Por: Mónica Teresa Müller
Escribir el acta de defunción resultó una pesadilla. La noticia que don Manuel Romero había sido sepultado en el campo de los desaparecidos, lo había extenuado, además le correspondía darle la noticia a su familia, él era el Alcalde y debía afrontar la situación.
Cabalgó en el Manchado hasta la estancia de don Manuel. En el casco vivía Isadora, la única hija de don Romero quién había enviudado al nacer la pequeña. El viejo habitaba una casa en el extremo opuesto al pueblo de San Justo, allí podía seguir con sus andanzas y que la joven las ignorara.
Nicolasa le abrió la puerta y le permitió la entrada acompañándolo hasta la sala.
— Puede sentarse don Alcaide. La niña se ha enterao de las malas nuevas y está en un mar de lágrimas. Naide ha podido consolarla.

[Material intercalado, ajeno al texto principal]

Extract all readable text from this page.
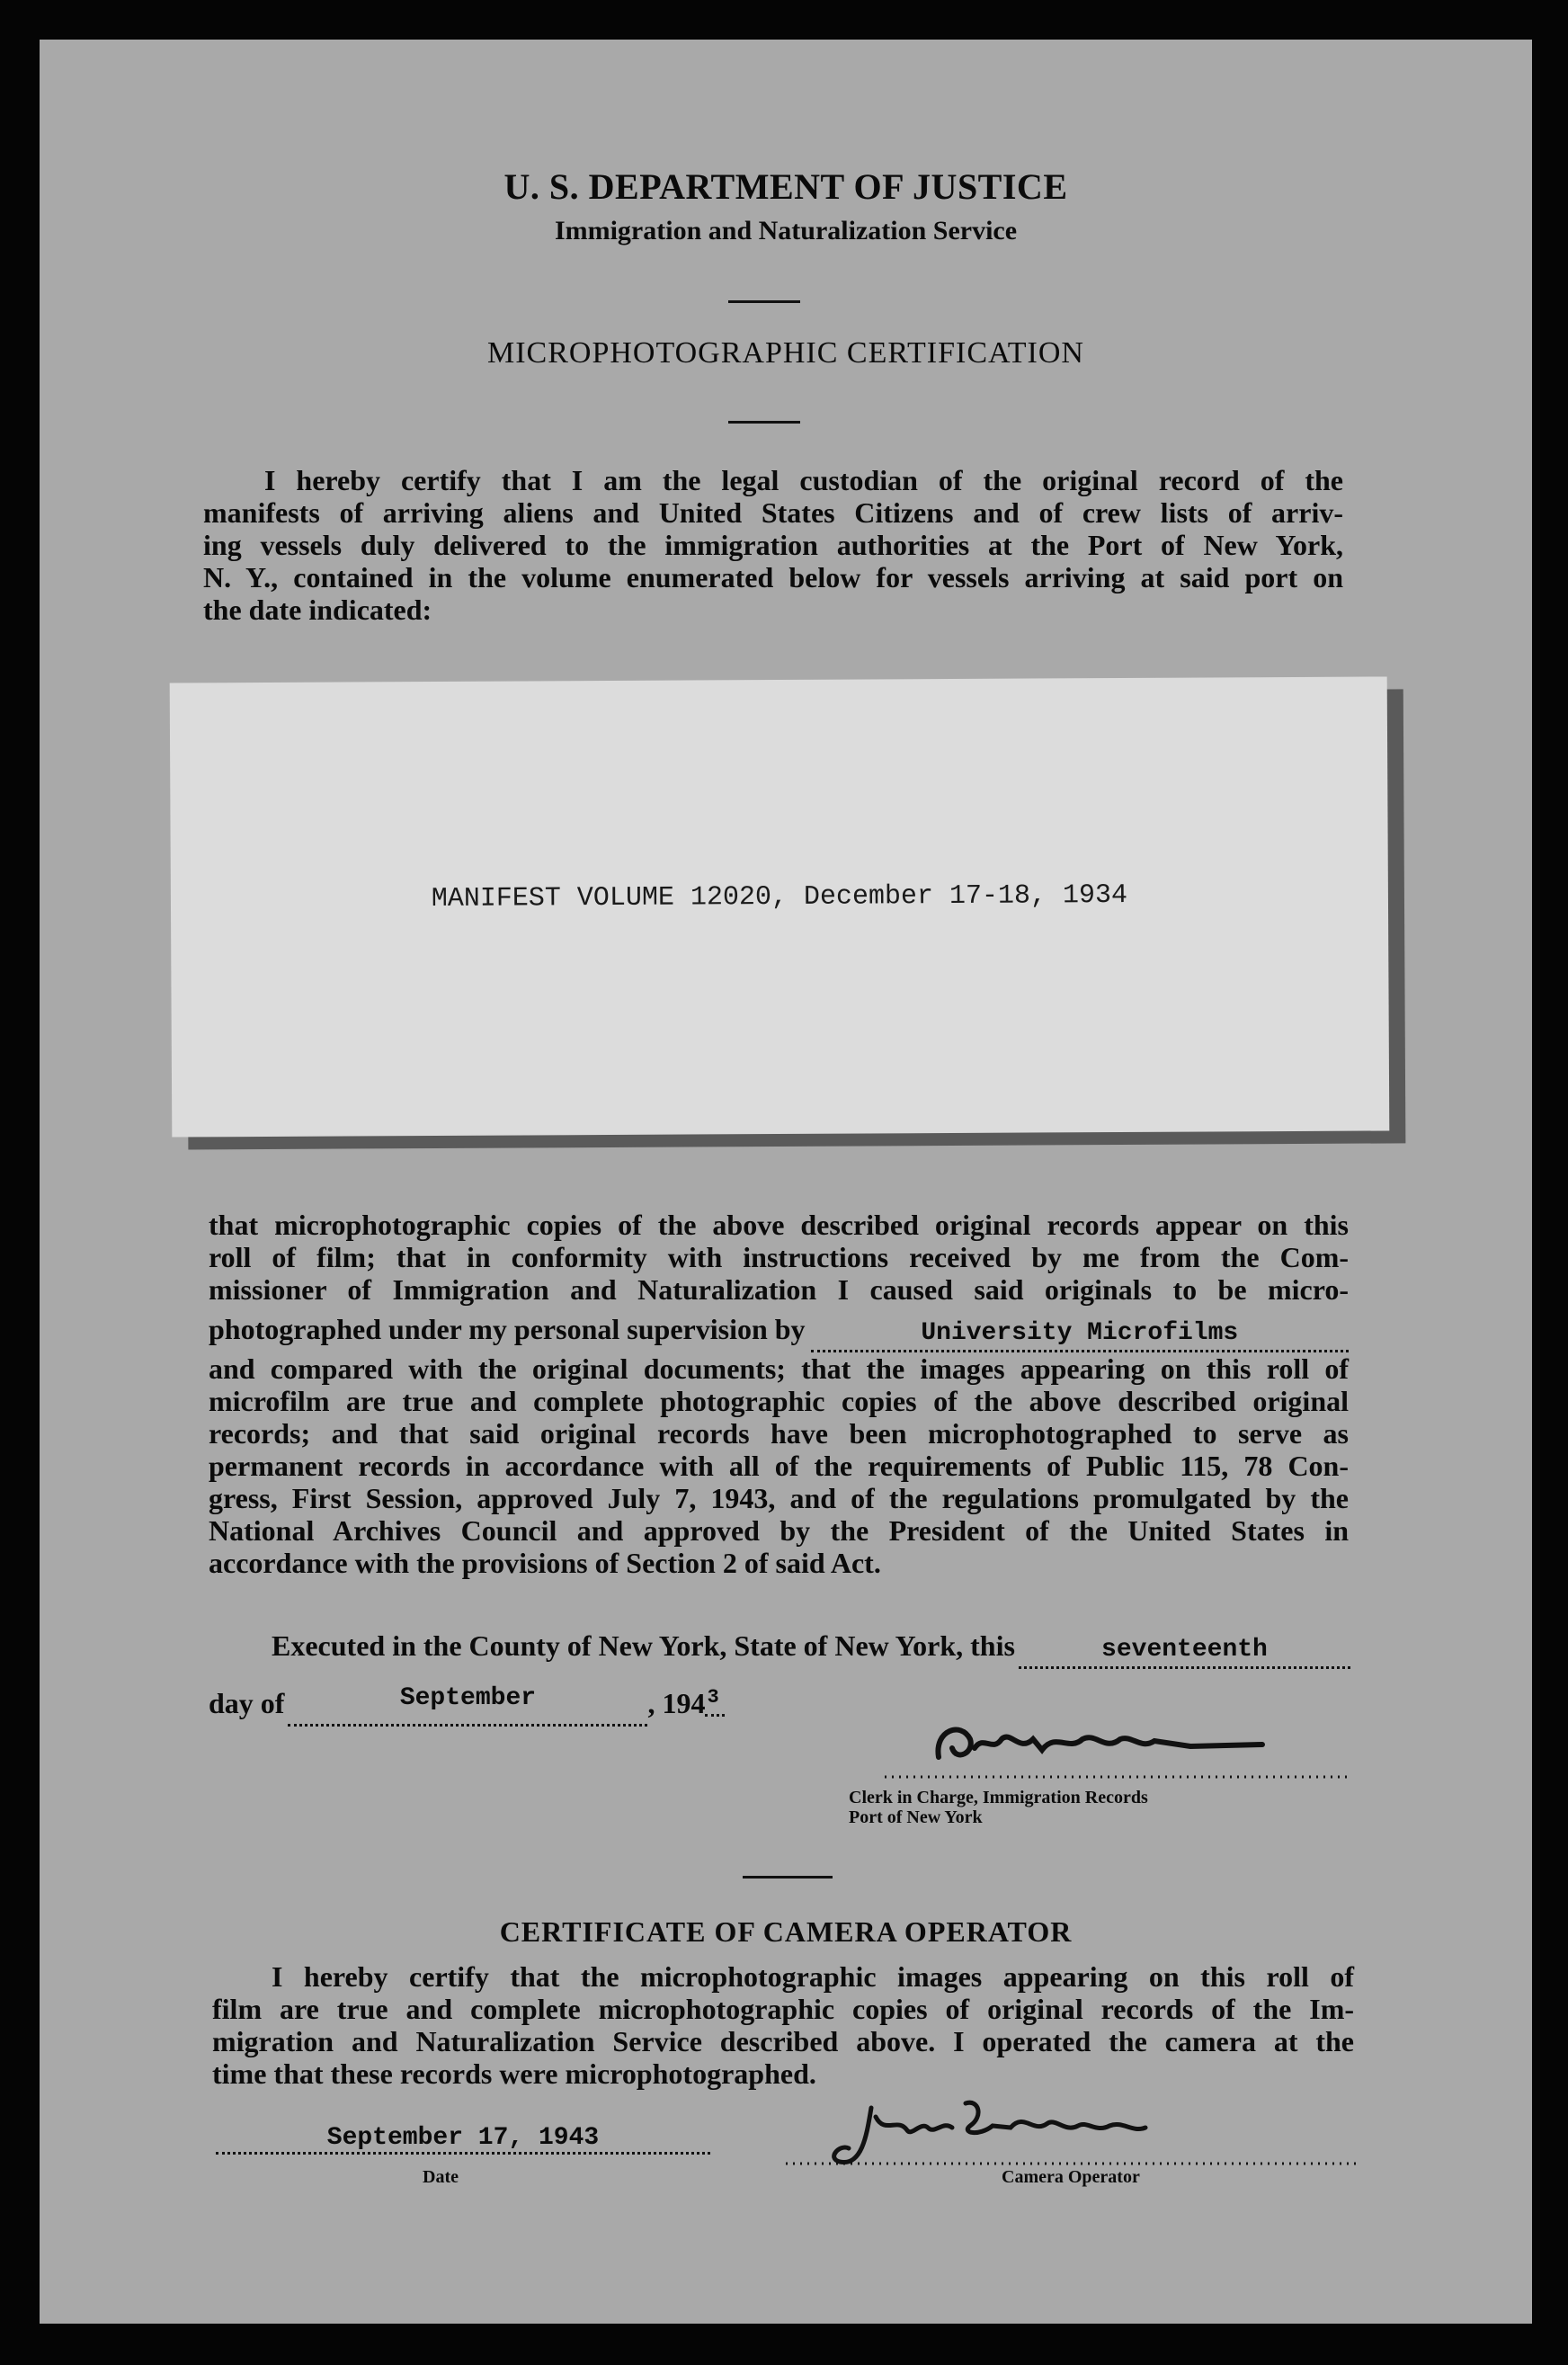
U. S. DEPARTMENT OF JUSTICE
Immigration and Naturalization Service
MICROPHOTOGRAPHIC CERTIFICATION
I hereby certify that I am the legal custodian of the original record of the
manifests of arriving aliens and United States Citizens and of crew lists of arriv-
ing vessels duly delivered to the immigration authorities at the Port of New York,
N. Y., contained in the volume enumerated below for vessels arriving at said port on
the date indicated:
MANIFEST VOLUME 12020, December 17-18, 1934
that microphotographic copies of the above described original records appear on this
roll of film; that in conformity with instructions received by me from the Com-
missioner of Immigration and Naturalization I caused said originals to be micro-
photographed under my personal supervision by	University Microfilms
and compared with the original documents; that the images appearing on this roll of
microfilm are true and complete photographic copies of the above described original
records; and that said original records have been microphotographed to serve as
permanent records in accordance with all of the requirements of Public 115, 78 Con-
gress, First Session, approved July 7, 1943, and of the regulations promulgated by the
National Archives Council and approved by the President of the United States in
accordance with the provisions of Section 2 of said Act.
Executed in the County of New York, State of New York, this	seventeenth
day of	September	, 194 3
Clerk in Charge, Immigration Records
Port of New York
CERTIFICATE OF CAMERA OPERATOR
I hereby certify that the microphotographic images appearing on this roll of
film are true and complete microphotographic copies of original records of the Im-
migration and Naturalization Service described above. I operated the camera at the
time that these records were microphotographed.
September 17, 1943
Date	Camera Operator
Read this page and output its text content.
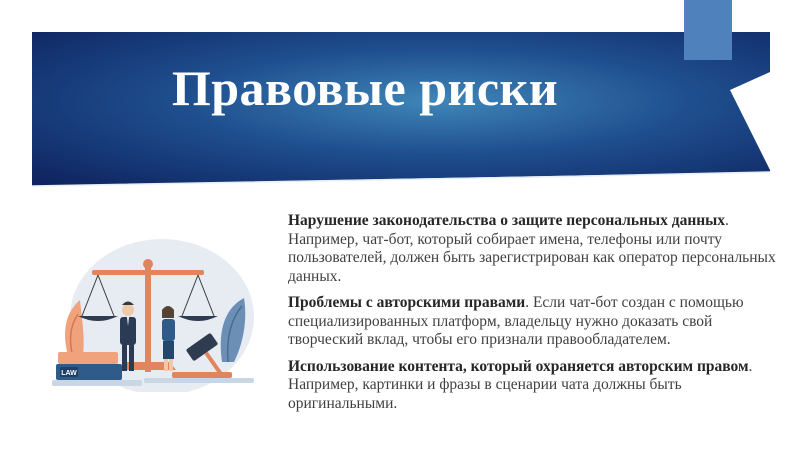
Правовые риски
LAW

Нарушение законодательства о защите персональных данных. Например, чат-бот, который собирает имена, телефоны или почту пользователей, должен быть зарегистрирован как оператор персональных данных.

Проблемы с авторскими правами. Если чат-бот создан с помощью специализированных платформ, владельцу нужно доказать свой творческий вклад, чтобы его признали правообладателем.

Использование контента, который охраняется авторским правом. Например, картинки и фразы в сценарии чата должны быть оригинальными.
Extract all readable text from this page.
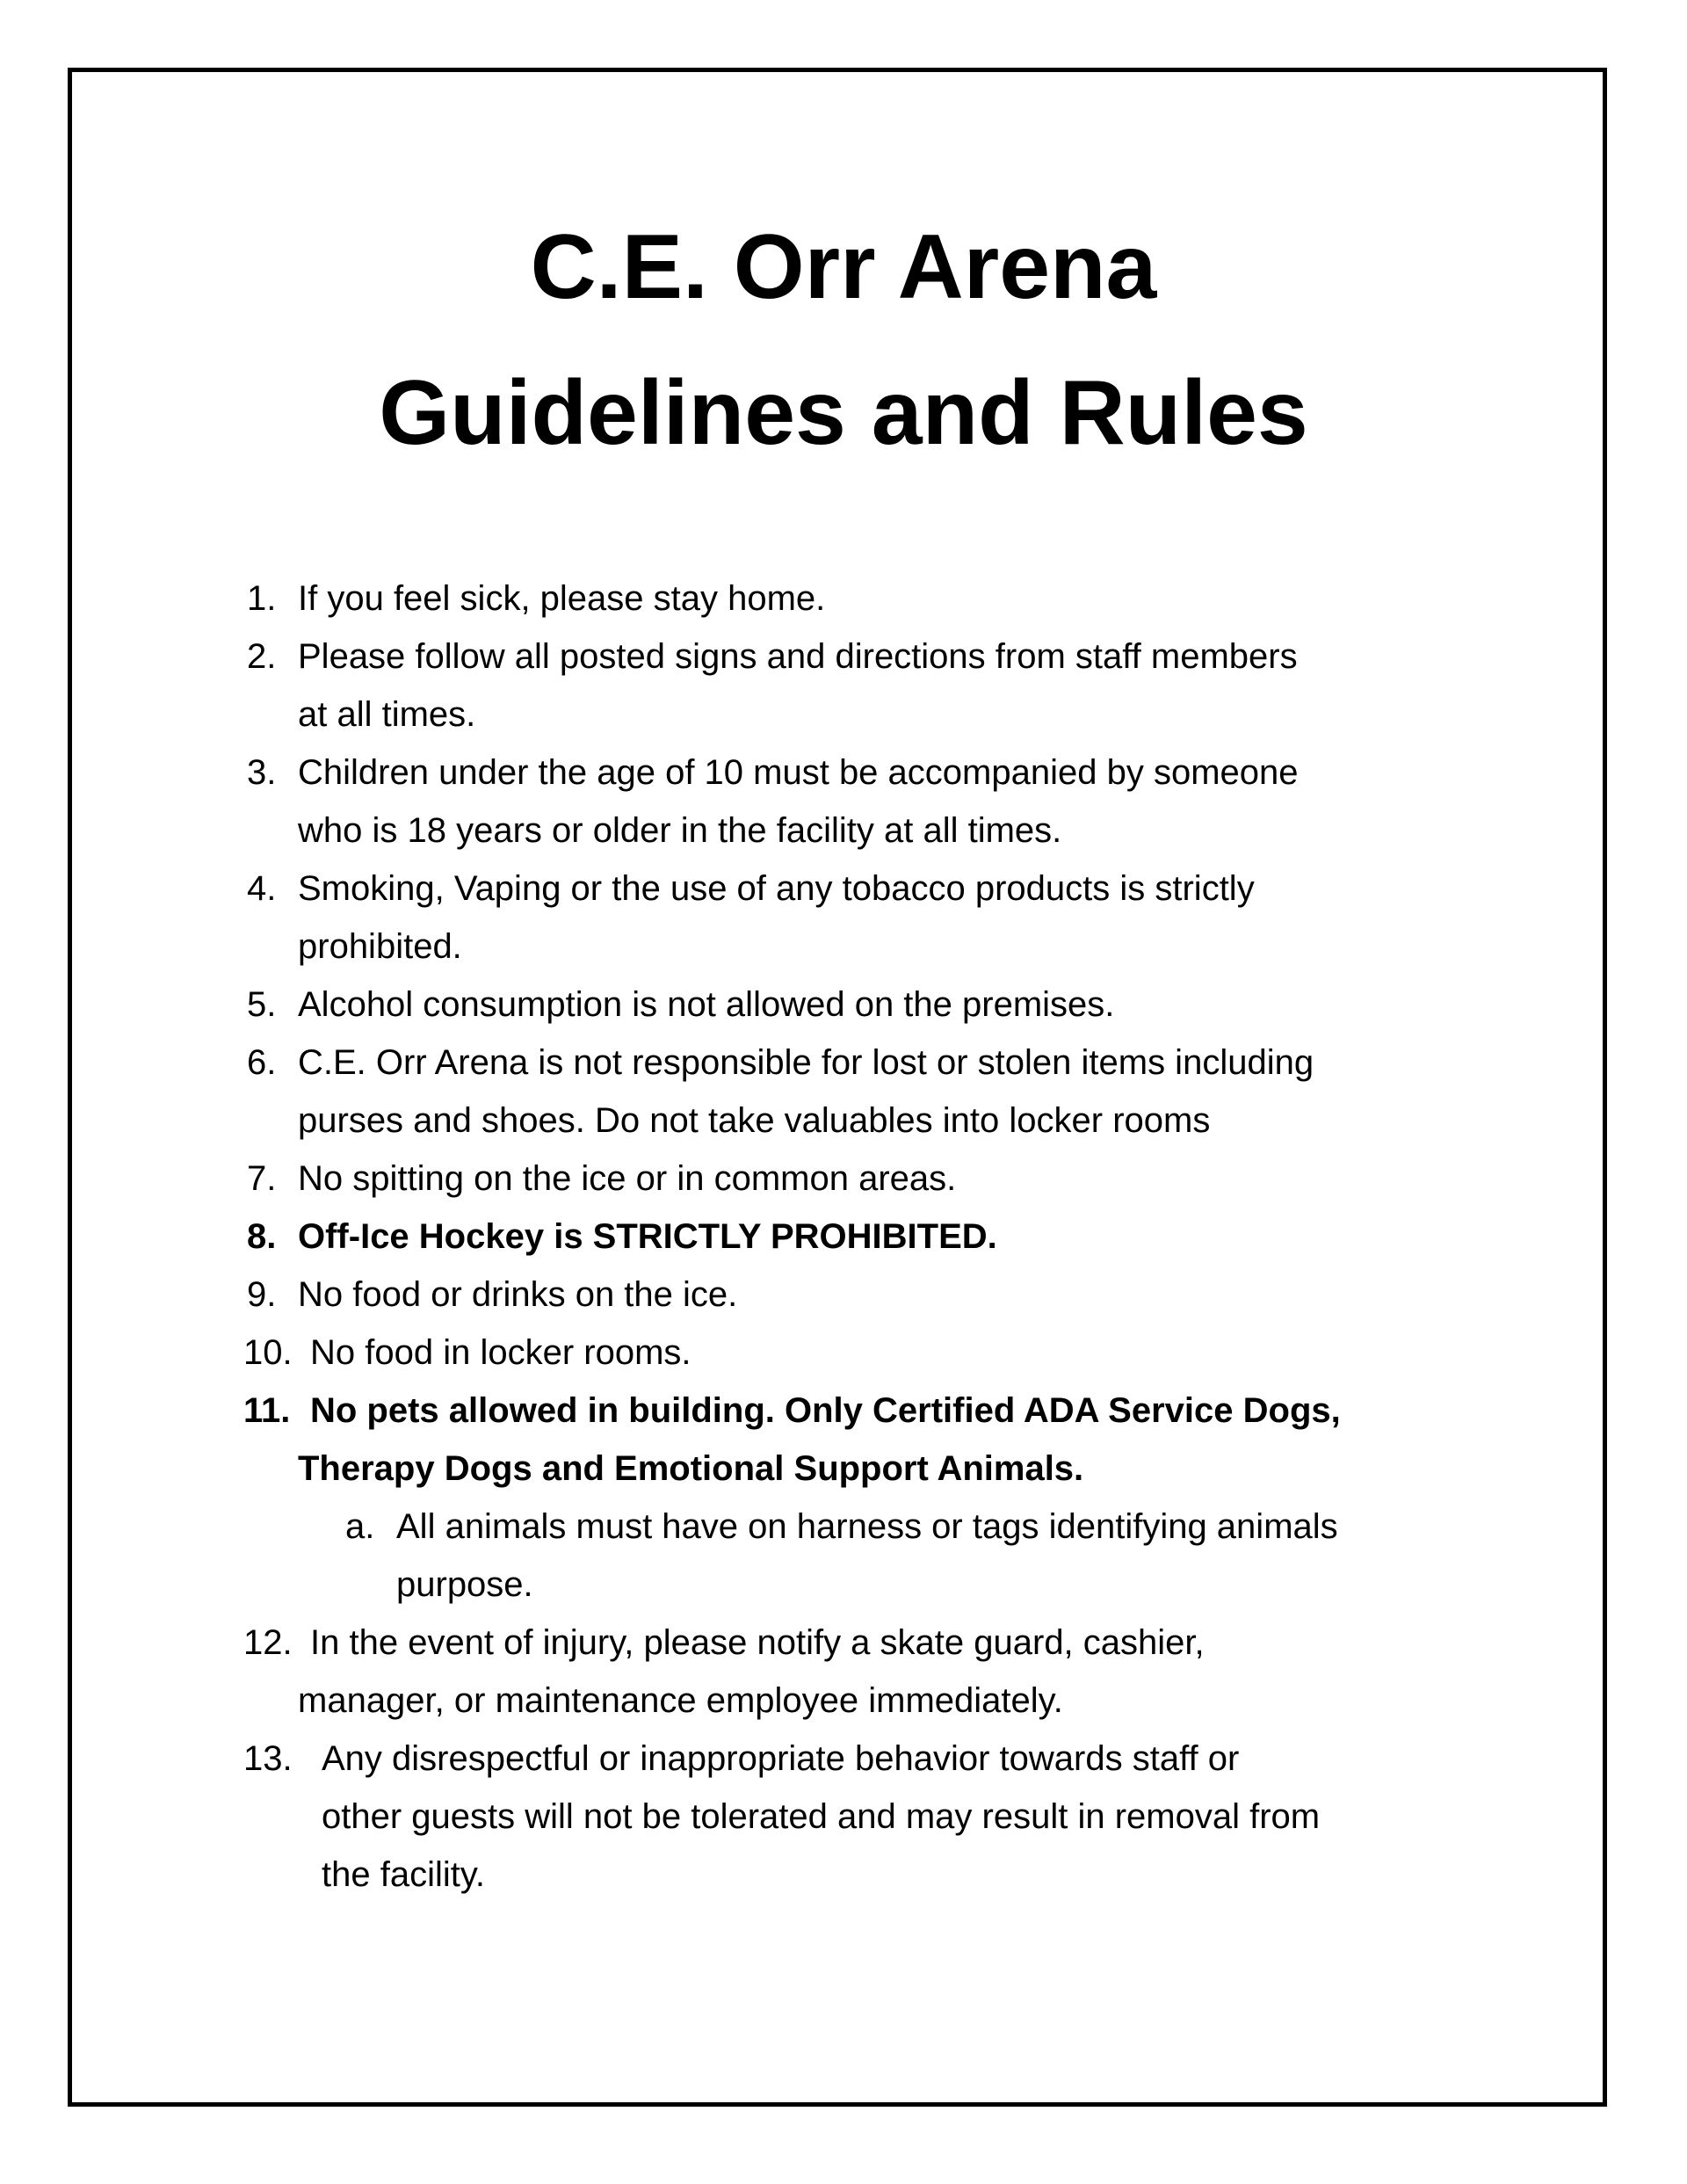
C.E. Orr Arena
Guidelines and Rules
1. If you feel sick, please stay home.
2. Please follow all posted signs and directions from staff members
at all times.
3. Children under the age of 10 must be accompanied by someone
who is 18 years or older in the facility at all times.
4. Smoking, Vaping or the use of any tobacco products is strictly
prohibited.
5. Alcohol consumption is not allowed on the premises.
6. C.E. Orr Arena is not responsible for lost or stolen items including
purses and shoes. Do not take valuables into locker rooms
7. No spitting on the ice or in common areas.
8. Off-Ice Hockey is STRICTLY PROHIBITED.
9. No food or drinks on the ice.
10. No food in locker rooms.
11. No pets allowed in building. Only Certified ADA Service Dogs,
Therapy Dogs and Emotional Support Animals.
a. All animals must have on harness or tags identifying animals
purpose.
12. In the event of injury, please notify a skate guard, cashier,
manager, or maintenance employee immediately.
13. Any disrespectful or inappropriate behavior towards staff or
other guests will not be tolerated and may result in removal from
the facility.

Eusebio Rodríguez se ubicó en uno de los sillones. Las piernas cruzadas dejaban ver las botas de montar de negrura casi espejada. Estaba inquieto. Él había sido observador de la pelea cuando regresaba de controlar asuntos personales. Se había ocultado entre los pastizales porque andar por el lugar, no era recomendado para hombres de su talla. Los gritos de los que rodeaban al difunto diciendo su nombre, le dieron la noticia. La riña parecía haber sido en defensa propia por parte del adversario, pudo oír que Don Romero había querido besar a la mujer del paisano. Trató de continuar el viaje sin que lo descubrieran y con suma cautela, regresó a la Alcaldía con rapidez porque lo buscarían por la mañana.
La joven ingresó corriendo a la sala y abrazó al visitante.
— ¡Niña, compostura!- gritó Nicolasa mientras se persignaba.
A la joven no le importó y llorosa, abrazó más fuerte al Alcalde. Eusebio era su hombre, el de las noches de escapadas a escondidas de Nicolasa que la cuidaba como una madre.
— Yo la voy a cuidar, es tiempo de que no tengamos miedo de mostrar nuestro amor.
— Pobre padre, sabía que algo iba a pasar cuando me enteré de sus borracheras y amoríos.
Los amantes se sentían felices y ese estado le permitía a ella sobrellevar la muerte de su padre y el tedio que le producían las cosas de la herencia. En todos los papeles quiso que escribieran el nombre del futuro esposo, el amor de su vida, su respaldo, consideraciones opuestas a la opinión de Nicolasa.
Se casaron en la Catedral de San Justo un 28 de diciembre, a los tres meses de la muerte de Manuel Romero. Fue una ceremonia en la que la figura del difunto estuvo presente para ambos.
A la mañana siguiente de la boda, cuando Eusebio preparaba el Manchado para ir al campo, un hombre montado en un zaino se interpuso entre el animal y el Alcalde, y le impidió montarlo.
— ¡Qué olvidadizo, Alcaide! Jue una pena pasar pal´otro mundo al don Romero por unos pocos patacones. Se olvidó decirme, patroncito, que tenía pensao casarse con la Isadora…la única heredera.